Washington D.C. – The National Alliance for Public Charter Schools President and CEO Nina Rees released the following statement on proposed rules changes to the Supplemental Nutrition Assistance Program (SNAP) that would lead to fewer children receiving free and reduced-price school meals:
“Good nutrition is essential to learning. Students who come to school hungry or go hungry during the school day cannot reach their educational potential. For decades, the federal government has acknowledged this reality and sought to prevent hunger in schools through the free and reduced-price school meals program. But proposed changes to how parents qualify for federal nutrition benefits would reduce the number of children who qualify for free and reduced-price meals. Tragically, the proposed rules, if enacted, could leave nearly 1 million children without access to free meals.
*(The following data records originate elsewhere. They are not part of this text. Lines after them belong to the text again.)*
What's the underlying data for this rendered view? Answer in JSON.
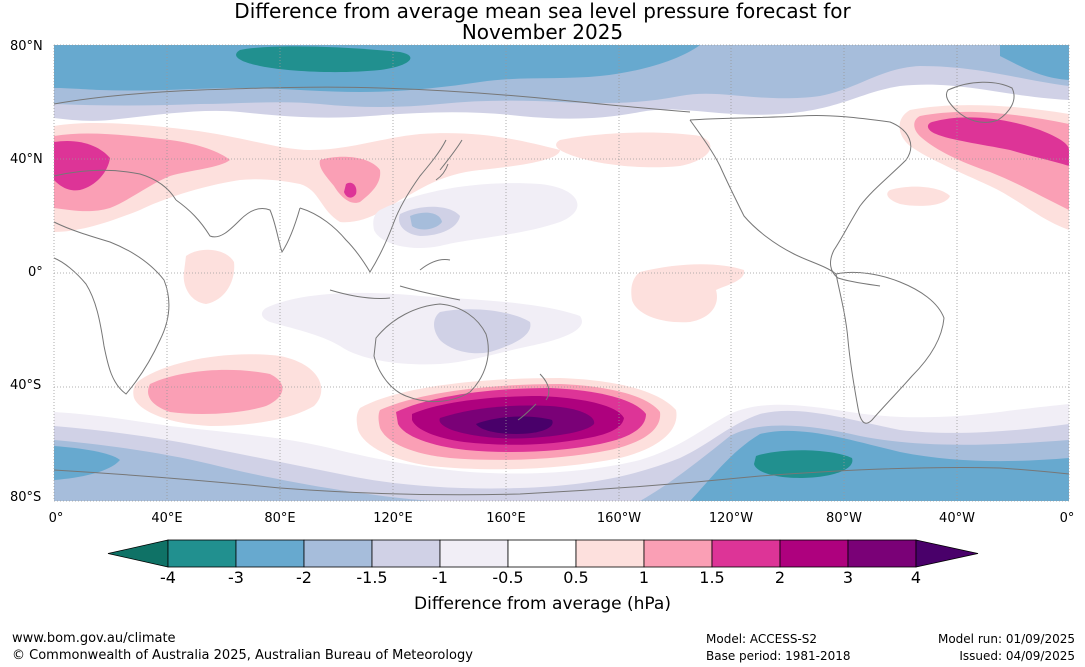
{
  "title_line1": "Difference from average mean sea level pressure forecast for",
  "title_line2": "November 2025",
  "lat_labels": [
    "80°N",
    "40°N",
    "0°",
    "40°S",
    "80°S"
  ],
  "lon_labels": [
    "0°",
    "40°E",
    "80°E",
    "120°E",
    "160°E",
    "160°W",
    "120°W",
    "80°W",
    "40°W",
    "0°"
  ],
  "colorbar": {
    "ticks": [
      "-4",
      "-3",
      "-2",
      "-1.5",
      "-1",
      "-0.5",
      "0.5",
      "1",
      "1.5",
      "2",
      "3",
      "4"
    ],
    "colors": [
      "#0f7266",
      "#21908f",
      "#67a9cf",
      "#a6bddb",
      "#d0d1e6",
      "#f1eef6",
      "#ffffff",
      "#fde0dd",
      "#fa9fb5",
      "#dd3497",
      "#ae017e",
      "#7a0177",
      "#49006a"
    ],
    "label": "Difference from average (hPa)"
  },
  "footer": {
    "url": "www.bom.gov.au/climate",
    "copyright": "© Commonwealth of Australia 2025, Australian Bureau of Meteorology",
    "model": "Model: ACCESS-S2",
    "base_period": "Base period: 1981-2018",
    "model_run": "Model run: 01/09/2025",
    "issued": "Issued: 04/09/2025"
  }
}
“In charter schools, as in all public schools, the subsidized meals that children from low-income families receive are sometimes the only meals that those children consume all day. Charter schools serve higher-than-average numbers of children from low-income families and would be disproportionately affected by any policy that removes children from the meals programs. Nearly 60 percent of charter school students benefit from the free and reduced-price school meals program. If more of our children come to school hungry and remain that way during the school day, fewer will progress educationally or physically.
“The proposed rules changes would also put an unnecessary burden on parents and on schools to verify eligibility for school meal programs. For charter schools, which already have fewer resources and slimmer administrative offices than other public schools, the administrative burden would be magnified.
“Any way you look at it, the proposed rules changes would put roadblocks in the way of student learning. This is the last thing students from low-income families need. The National Alliance for Public Charter Schools has filed an official comment urging the Department of Agriculture to reject these proposed changes that could leave nearly 1 million children hungry and harm their ability to learn.”